Roger picó espuelas y se fue, dejando a padre y caballo inmóviles.

9

Al final, lord Arthur fue allá, sosegadamente.

El 12 de julio, en Belfast, participó en un largo desfile de carruajes abiertos llenos de aristócratas descendientes de ingleses en un deliberado recordatorio de los lazos que unían al Ulster con la madre patria. Miles de orangistas pertenecientes a centenares de logias militares al son de docenas de bandas por un bien cuidado recorrido hasta Finaghy Field donde se estableció la ominosa atmósfera de todos los años y el Belfast protestante se excitó una vez más hasta no distar de un motín sino por el grueso de un cabello.

El regreso a Belfast significó una amarga desilusión para Roger, que se prometía una reanudación de la guerra de terciopelo trabada con Caroline. Esta se había ido a París. Y la idea de que se estaría revolcando entre los Claude Moreau le ponía fuera de quicio.

Terminado el glorioso 12 de Julio, los Hubble se retiraron a su cubil, donde Roger y Arthur se dedicaron a la tarea de apuntalar las aspiraciones de Hamilton Walby y de desembarazarse de Glendon Rankin.

Rankin recibió aviso bajo forma de una carta fría, impersonal. Se le pasaría una pensión vitalicia razonable y podría vivir en un retiro veraniego propiedad del conde, en Escocia. Exilio sin enfrentamiento. La misma táctica que había utilizado él para limpiar el condado de arrendatarios indeseables y de enemigos.

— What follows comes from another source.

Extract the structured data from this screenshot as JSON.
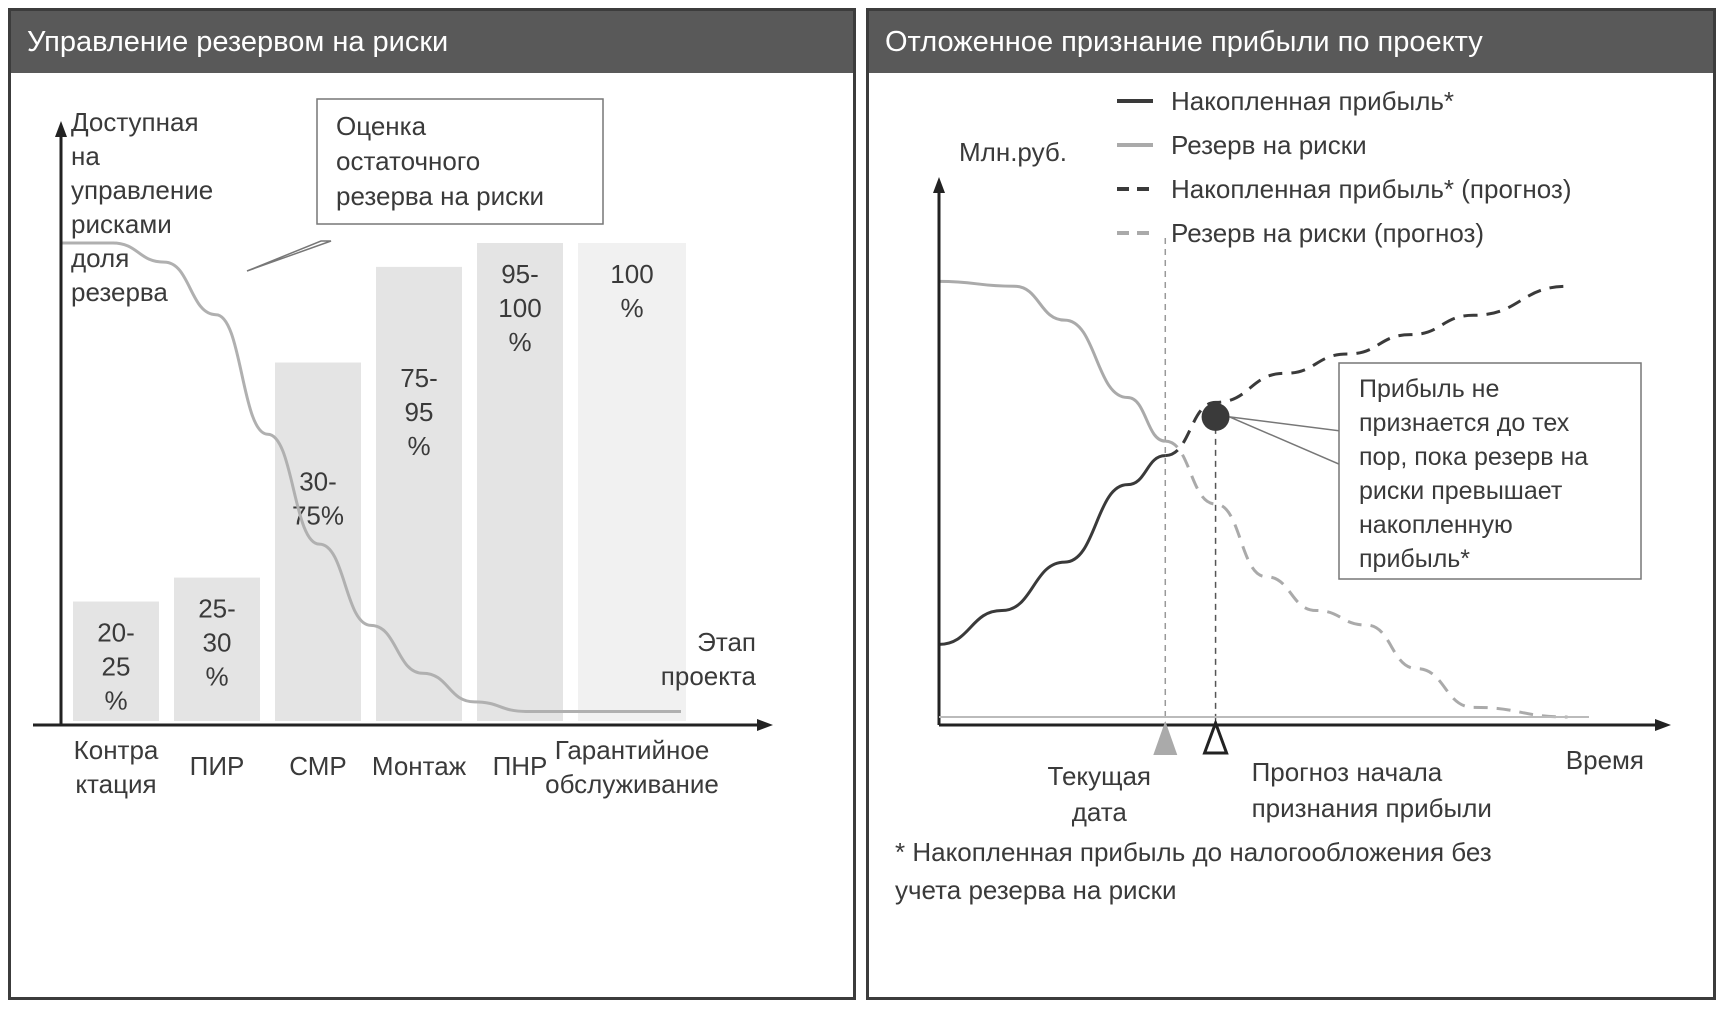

Rankin sabía qué vendría luego. Ahora desenterrarían del pasado muchos crímenes no castigados y atropellos contra arrendatarios y se los atribuirían a él, en un esfuerzo por limpiar el historial. Cuando estuviera lejos, se harían circular rumores aludiendo a sus fraudes. Después, Roger Hubble procedería a una magnánima declaración pública, diciendo que no quería hundir en el deshonor a una familia que había servido fielmente al condado y que echaría tierra al asunto sin llevar a cabo ninguna investigación. Glendon Rankin, antiguo verdugo, sabía que a la víctima no le quedaba ninguna posibilidad, aun cuando la víctima fuera él mismo. Al final, también se fue calladamente como los demás. Al aparecer en el horizonte el día de los Aprendices, en los terrenos de Hubble Manor se levantaban tiendas de hospitalidad y albergue, y Londonderry preparaba el escenario para renovar la batalla por el Ulster. La corriente submarina de hervores veraniegos burbujeaba en la superficie, subiendo de profundos manantiales de ira justiciera, dispuesta a extenderse por todas partes durante el aniversario orangista más santo de todos.

Cuatro días antes del gran acontecimiento, Inishowen recibió los azotes de una tormenta que duró tres días y que parecía indicar que el mismísimo Todopoderoso había tomado nota de la situación en el Ulster y expresaba a rugidos su sincera aprobación. Hubble Manor cerraba puertas y ventanas bajo la azotaina, mientras zigzagueantes centellas casi a ras de tierra y fuertes estrépitos de truenos resucitaban todas las historias de fantasmas que hubieran circulado jamás relacionadas con el castillo.

Lord Roger trabajaba en la biblioteca sin que le molestaran explosiones ni ruidos, pero levantó los ojos al advertir por fin que alguien llamaba insistentemente a la puerta.